Function: exponent
Section: conversions
C-Name: gpexponent
Prototype: G
Help: exponent(x): binary exponent of x
Doc: When $x$ is a \typ{REAL}, the result is the binary exponent $e$ of $x$.
 For a nonzero $x$, this is the unique integer $e$ such that
 $2^e \leq |x| < 2^{e+1}$. For a real $0$, this returns the PARI exponent $e$
 attached to $x$ (which may represent any floating-point number less than
 $2^e$ in absolute value).
 \bprog
 ? exponent(Pi)
 %1 = 1
 ? exponent(4.0)
 %2 = 2
 ? exponent(0.0)
 %3 = -128
 ? default(realbitprecision)
 %4 = 128
 @eprog\noindent This definition extends naturally to nonzero integers,
 and the exponent of an exact $0$ is $-\kbd{oo}$ by convention.
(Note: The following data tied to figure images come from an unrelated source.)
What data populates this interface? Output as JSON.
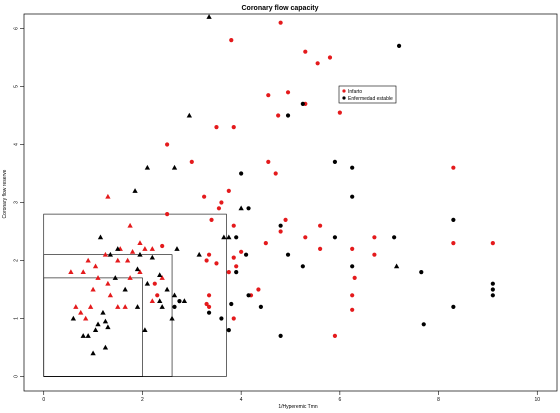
{
  "chart_data": {
    "type": "scatter",
    "title": "Coronary flow capacity",
    "xlabel": "1/Hyperemic Tmn",
    "ylabel": "Coronary flow reserve",
    "xlim": [
      -0.4,
      10.4
    ],
    "ylim": [
      -0.25,
      6.25
    ],
    "xticks": [
      "0",
      "2",
      "4",
      "6",
      "8",
      "10"
    ],
    "yticks": [
      "0",
      "1",
      "2",
      "3",
      "4",
      "5",
      "6"
    ],
    "legend": {
      "placement": "top-right",
      "entries": [
        {
          "label": "Infarto",
          "color": "#e41a1c"
        },
        {
          "label": "Enfermedad estable",
          "color": "#000000"
        }
      ]
    },
    "zone_boxes": [
      {
        "x": [
          0,
          3.7
        ],
        "y": [
          0,
          2.8
        ]
      },
      {
        "x": [
          0,
          2.6
        ],
        "y": [
          0,
          2.1
        ]
      },
      {
        "x": [
          0,
          2.0
        ],
        "y": [
          0,
          1.7
        ]
      }
    ],
    "series": [
      {
        "name": "Infarto",
        "color": "#e41a1c",
        "circles": [
          [
            4.8,
            6.1
          ],
          [
            3.8,
            5.8
          ],
          [
            5.3,
            5.6
          ],
          [
            5.8,
            5.5
          ],
          [
            5.55,
            5.4
          ],
          [
            4.95,
            4.9
          ],
          [
            4.55,
            4.85
          ],
          [
            5.3,
            4.7
          ],
          [
            6.0,
            4.55
          ],
          [
            4.75,
            4.5
          ],
          [
            3.5,
            4.3
          ],
          [
            3.85,
            4.3
          ],
          [
            2.5,
            4.0
          ],
          [
            3.0,
            3.7
          ],
          [
            4.55,
            3.7
          ],
          [
            4.7,
            3.5
          ],
          [
            8.3,
            3.6
          ],
          [
            3.75,
            3.2
          ],
          [
            3.25,
            3.1
          ],
          [
            3.6,
            3.0
          ],
          [
            3.55,
            2.9
          ],
          [
            2.5,
            2.8
          ],
          [
            3.4,
            2.7
          ],
          [
            3.85,
            2.6
          ],
          [
            4.9,
            2.7
          ],
          [
            5.6,
            2.6
          ],
          [
            4.8,
            2.5
          ],
          [
            5.3,
            2.4
          ],
          [
            6.7,
            2.4
          ],
          [
            8.3,
            2.3
          ],
          [
            9.1,
            2.3
          ],
          [
            4.5,
            2.3
          ],
          [
            2.4,
            2.25
          ],
          [
            4.0,
            2.15
          ],
          [
            3.35,
            2.1
          ],
          [
            6.25,
            2.2
          ],
          [
            5.6,
            2.2
          ],
          [
            3.3,
            2.0
          ],
          [
            3.85,
            2.05
          ],
          [
            3.5,
            1.95
          ],
          [
            6.7,
            2.1
          ],
          [
            3.75,
            1.8
          ],
          [
            3.9,
            1.9
          ],
          [
            6.3,
            1.7
          ],
          [
            2.25,
            1.6
          ],
          [
            6.25,
            1.4
          ],
          [
            4.35,
            1.5
          ],
          [
            3.35,
            1.4
          ],
          [
            2.3,
            1.4
          ],
          [
            3.35,
            1.2
          ],
          [
            6.25,
            1.15
          ],
          [
            4.2,
            1.4
          ],
          [
            3.85,
            1.0
          ],
          [
            5.9,
            0.7
          ],
          [
            3.3,
            1.25
          ]
        ],
        "triangles": [
          [
            1.3,
            3.1
          ],
          [
            1.75,
            2.6
          ],
          [
            1.95,
            2.3
          ],
          [
            1.55,
            2.2
          ],
          [
            1.8,
            2.15
          ],
          [
            1.25,
            2.1
          ],
          [
            0.9,
            2.0
          ],
          [
            1.5,
            2.0
          ],
          [
            1.7,
            2.0
          ],
          [
            1.05,
            1.9
          ],
          [
            2.05,
            2.2
          ],
          [
            2.2,
            2.2
          ],
          [
            0.8,
            1.8
          ],
          [
            1.1,
            1.7
          ],
          [
            0.55,
            1.8
          ],
          [
            1.95,
            1.8
          ],
          [
            2.4,
            1.7
          ],
          [
            1.3,
            1.6
          ],
          [
            1.0,
            1.5
          ],
          [
            1.75,
            1.7
          ],
          [
            1.35,
            1.4
          ],
          [
            2.2,
            1.3
          ],
          [
            0.65,
            1.2
          ],
          [
            0.95,
            1.2
          ],
          [
            1.5,
            1.2
          ],
          [
            1.65,
            1.2
          ],
          [
            0.75,
            1.1
          ],
          [
            0.85,
            1.0
          ]
        ]
      },
      {
        "name": "Enfermedad estable",
        "color": "#000000",
        "circles": [
          [
            7.2,
            5.7
          ],
          [
            5.25,
            4.7
          ],
          [
            4.95,
            4.5
          ],
          [
            4.0,
            3.5
          ],
          [
            5.9,
            3.7
          ],
          [
            6.25,
            3.6
          ],
          [
            6.25,
            3.1
          ],
          [
            4.15,
            2.9
          ],
          [
            4.8,
            2.6
          ],
          [
            8.3,
            2.7
          ],
          [
            3.9,
            2.4
          ],
          [
            5.9,
            2.4
          ],
          [
            7.1,
            2.4
          ],
          [
            4.1,
            2.1
          ],
          [
            4.95,
            2.1
          ],
          [
            5.25,
            1.9
          ],
          [
            3.9,
            1.8
          ],
          [
            6.25,
            1.9
          ],
          [
            7.65,
            1.8
          ],
          [
            9.1,
            1.6
          ],
          [
            9.1,
            1.5
          ],
          [
            9.1,
            1.4
          ],
          [
            4.15,
            1.4
          ],
          [
            4.4,
            1.2
          ],
          [
            3.8,
            1.25
          ],
          [
            8.3,
            1.2
          ],
          [
            3.35,
            1.1
          ],
          [
            3.6,
            1.0
          ],
          [
            2.75,
            1.3
          ],
          [
            2.65,
            1.2
          ],
          [
            7.7,
            0.9
          ],
          [
            4.8,
            0.7
          ],
          [
            3.75,
            0.8
          ]
        ],
        "triangles": [
          [
            3.35,
            6.2
          ],
          [
            2.95,
            4.5
          ],
          [
            2.1,
            3.6
          ],
          [
            2.65,
            3.6
          ],
          [
            1.85,
            3.2
          ],
          [
            4.0,
            2.9
          ],
          [
            1.15,
            2.4
          ],
          [
            1.5,
            2.2
          ],
          [
            3.75,
            2.4
          ],
          [
            3.65,
            2.4
          ],
          [
            1.35,
            2.1
          ],
          [
            2.7,
            2.2
          ],
          [
            3.15,
            2.1
          ],
          [
            1.95,
            2.1
          ],
          [
            2.2,
            2.05
          ],
          [
            1.9,
            1.85
          ],
          [
            2.35,
            1.75
          ],
          [
            1.45,
            1.7
          ],
          [
            2.1,
            1.6
          ],
          [
            2.5,
            1.5
          ],
          [
            1.65,
            1.5
          ],
          [
            2.65,
            1.4
          ],
          [
            2.35,
            1.3
          ],
          [
            2.85,
            1.3
          ],
          [
            2.4,
            1.2
          ],
          [
            1.9,
            1.2
          ],
          [
            1.2,
            1.1
          ],
          [
            2.6,
            1.0
          ],
          [
            1.1,
            0.9
          ],
          [
            1.25,
            0.95
          ],
          [
            1.05,
            0.8
          ],
          [
            0.8,
            0.7
          ],
          [
            0.9,
            0.7
          ],
          [
            1.25,
            0.5
          ],
          [
            1.0,
            0.4
          ],
          [
            1.3,
            0.85
          ],
          [
            2.05,
            0.8
          ],
          [
            7.15,
            1.9
          ],
          [
            0.6,
            1.0
          ]
        ]
      }
    ]
  }
}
 For convenience, we \emph{define} the exponent of a \typ{FRAC} $a/b$ as
 the difference of \kbd{exponent}$(a)$ and \kbd{exponent}$(b)$; note that,
 if $e'$ denotes the exponent of \kbd{$a/b$ * 1.0}, then the exponent $e$
 we return is either $e'$ or $e'+1$, thus $2^{e+1}$ is an upper bound for
 $|a/b|$.
 \bprog
 ? [ exponent(9), exponent(10), exponent(9/10), exponent(9/10*1.) ]
 %5 = [3, 3, 0, -1]
 @eprog

 For a PARI object of type \typ{COMPLEX}, \typ{POL}, \typ{SER}, \typ{VEC},
 \typ{COL}, \typ{MAT} this returns the largest exponent found among the
 components of $x$. Hence $2^{e+1}$ is a quick upper bound for the sup norm
 of real matrices or polynomials; and $2^{e+(3/2)}$ for complex ones.

 \bprog
 ? exponent(3*x^2 + 15*x - 100)
 %5 = 6
 ? exponent(0)
 %6 = -oo
 @eprog